Letrozole induction of ovulation in women with clomiphene citrate-resistant polycystic ovary syndrome may not depend on the period of infertility, the body mass index, or the luteinizing hormone/follicle-stimulating hormone ratio.

Letrozole induction of ovulation in clomiphene citrate-resistant women with polycystic ovary syndrome is associated with an ovulation rate of 54.6% and pregnancy rate of 25%. There was no significant difference between letrozole responders and nonresponders in age, period of infertility, body mass index, waist circumference, LH, FSH, or LH/FSH ratio.

Clomiphene citrate and dexamethazone in treatment of clomiphene citrate-resistant polycystic ovary syndrome: a prospective placebo-controlled study.

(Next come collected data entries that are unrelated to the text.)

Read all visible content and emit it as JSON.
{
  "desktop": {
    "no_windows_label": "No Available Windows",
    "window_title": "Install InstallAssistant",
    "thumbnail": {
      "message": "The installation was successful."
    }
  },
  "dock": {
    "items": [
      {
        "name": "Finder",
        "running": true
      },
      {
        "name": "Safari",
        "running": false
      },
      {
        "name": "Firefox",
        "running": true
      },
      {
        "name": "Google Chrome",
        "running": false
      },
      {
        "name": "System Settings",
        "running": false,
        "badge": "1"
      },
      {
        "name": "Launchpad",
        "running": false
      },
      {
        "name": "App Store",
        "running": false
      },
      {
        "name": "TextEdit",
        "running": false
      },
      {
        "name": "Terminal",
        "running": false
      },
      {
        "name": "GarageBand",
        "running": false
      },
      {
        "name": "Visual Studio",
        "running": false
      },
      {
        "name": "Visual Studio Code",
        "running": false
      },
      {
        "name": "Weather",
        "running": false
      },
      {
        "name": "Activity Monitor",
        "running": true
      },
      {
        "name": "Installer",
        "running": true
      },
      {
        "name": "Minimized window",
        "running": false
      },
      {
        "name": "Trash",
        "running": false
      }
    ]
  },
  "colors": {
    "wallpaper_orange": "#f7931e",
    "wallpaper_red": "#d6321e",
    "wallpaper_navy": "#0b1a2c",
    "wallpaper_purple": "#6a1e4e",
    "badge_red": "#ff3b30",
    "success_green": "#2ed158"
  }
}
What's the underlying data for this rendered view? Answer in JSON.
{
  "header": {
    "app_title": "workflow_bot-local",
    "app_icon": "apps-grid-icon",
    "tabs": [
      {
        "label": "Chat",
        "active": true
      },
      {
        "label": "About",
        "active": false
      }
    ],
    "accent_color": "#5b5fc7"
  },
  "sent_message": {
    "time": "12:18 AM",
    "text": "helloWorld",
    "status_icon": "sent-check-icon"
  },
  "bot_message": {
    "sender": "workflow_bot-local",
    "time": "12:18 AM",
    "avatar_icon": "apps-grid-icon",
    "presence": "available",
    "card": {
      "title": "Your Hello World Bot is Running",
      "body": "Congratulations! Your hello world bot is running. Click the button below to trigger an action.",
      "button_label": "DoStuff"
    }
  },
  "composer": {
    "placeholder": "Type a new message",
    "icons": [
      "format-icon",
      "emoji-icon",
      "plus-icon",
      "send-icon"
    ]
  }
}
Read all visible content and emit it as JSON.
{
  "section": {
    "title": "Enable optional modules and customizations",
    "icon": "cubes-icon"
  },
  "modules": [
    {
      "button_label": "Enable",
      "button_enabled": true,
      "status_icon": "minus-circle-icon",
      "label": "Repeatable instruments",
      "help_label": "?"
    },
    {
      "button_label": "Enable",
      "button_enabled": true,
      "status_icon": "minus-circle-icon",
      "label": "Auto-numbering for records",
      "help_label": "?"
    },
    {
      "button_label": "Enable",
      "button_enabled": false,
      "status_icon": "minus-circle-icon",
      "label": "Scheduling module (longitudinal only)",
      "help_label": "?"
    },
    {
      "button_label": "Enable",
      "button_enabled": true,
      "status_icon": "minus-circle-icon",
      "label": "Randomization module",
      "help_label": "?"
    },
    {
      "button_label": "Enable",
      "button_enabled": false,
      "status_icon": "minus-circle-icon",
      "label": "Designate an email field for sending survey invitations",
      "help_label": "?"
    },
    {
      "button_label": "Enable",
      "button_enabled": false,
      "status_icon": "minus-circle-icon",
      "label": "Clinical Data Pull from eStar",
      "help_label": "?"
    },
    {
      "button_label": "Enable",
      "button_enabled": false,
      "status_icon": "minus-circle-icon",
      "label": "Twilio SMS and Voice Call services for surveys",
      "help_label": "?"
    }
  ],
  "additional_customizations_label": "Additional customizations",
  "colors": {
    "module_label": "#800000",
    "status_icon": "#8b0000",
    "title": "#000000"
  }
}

BACKGROUND: The aim of this work was to evaluate the efficacy of adding dexamethazone (DEX) (high dose, short course) to clomiphene citrate (CC) in CC-resistant polycystic ovary syndrome (PCOS) with normal dehydroepiandrosterone sulphate (DHEAS) in induction of ovulation. METHODS: Eighty infertile women with CC-resistant PCOS were randomly assigned into two groups. Group I: Clomiphene citrate 100 mg/day was given from day 3 to day 7 of the cycle and DEX 2 mg/day from day 3 to day 12 of the cycle. Group II: Same protocol of CC combined with placebo (folic acid tablets) was given from day 3 to day 12 of the cycle. The main outcome was ovulation. Secondary measures included number of follicles >18 mm endometrial thickness and pregnancy rate. Ovarian follicular response was monitored by transvaginal ultrasound. HCG 10,000 U was given when at least one follicle measured 18 mm, and timed intercourse was advised. RESULTS: There were no statistically significant differences between groups as regards age, duration of infertility, BMI, waist-hip ratio (WHR), menstrual pattern, hirsutism, serum DHEAS or day of HCG administration. The mean number of follicles>18 mm at the time of HCG administration and the mean endometrial thickness were significantly higher in the DEX group than in the placebo group (P<0.05). Similarly, there were significantly higher rates of ovulation (75 versus 15%) (P<0.001) and pregnancy (40 versus 5%) (P<0.05) in the DEX group. Dexamethazone was very well tolerated as no patients complained of any side effect. There was a significant difference between the responders and non-responders in the presence of oligomenorrhea, amenorrhea or hirsutism. CONCLUSION: Induction of ovulation by adding DEX (high dose, short course) to CC in CC-resistant PCOS with normal DHEAS is associated with no adverse anti-estrogenic effect on the endometrium and higher ovulation and pregnancy rates in a significant number of patients. Induction with DEX appears to be independent on age, period of infertility, BMI or WHR.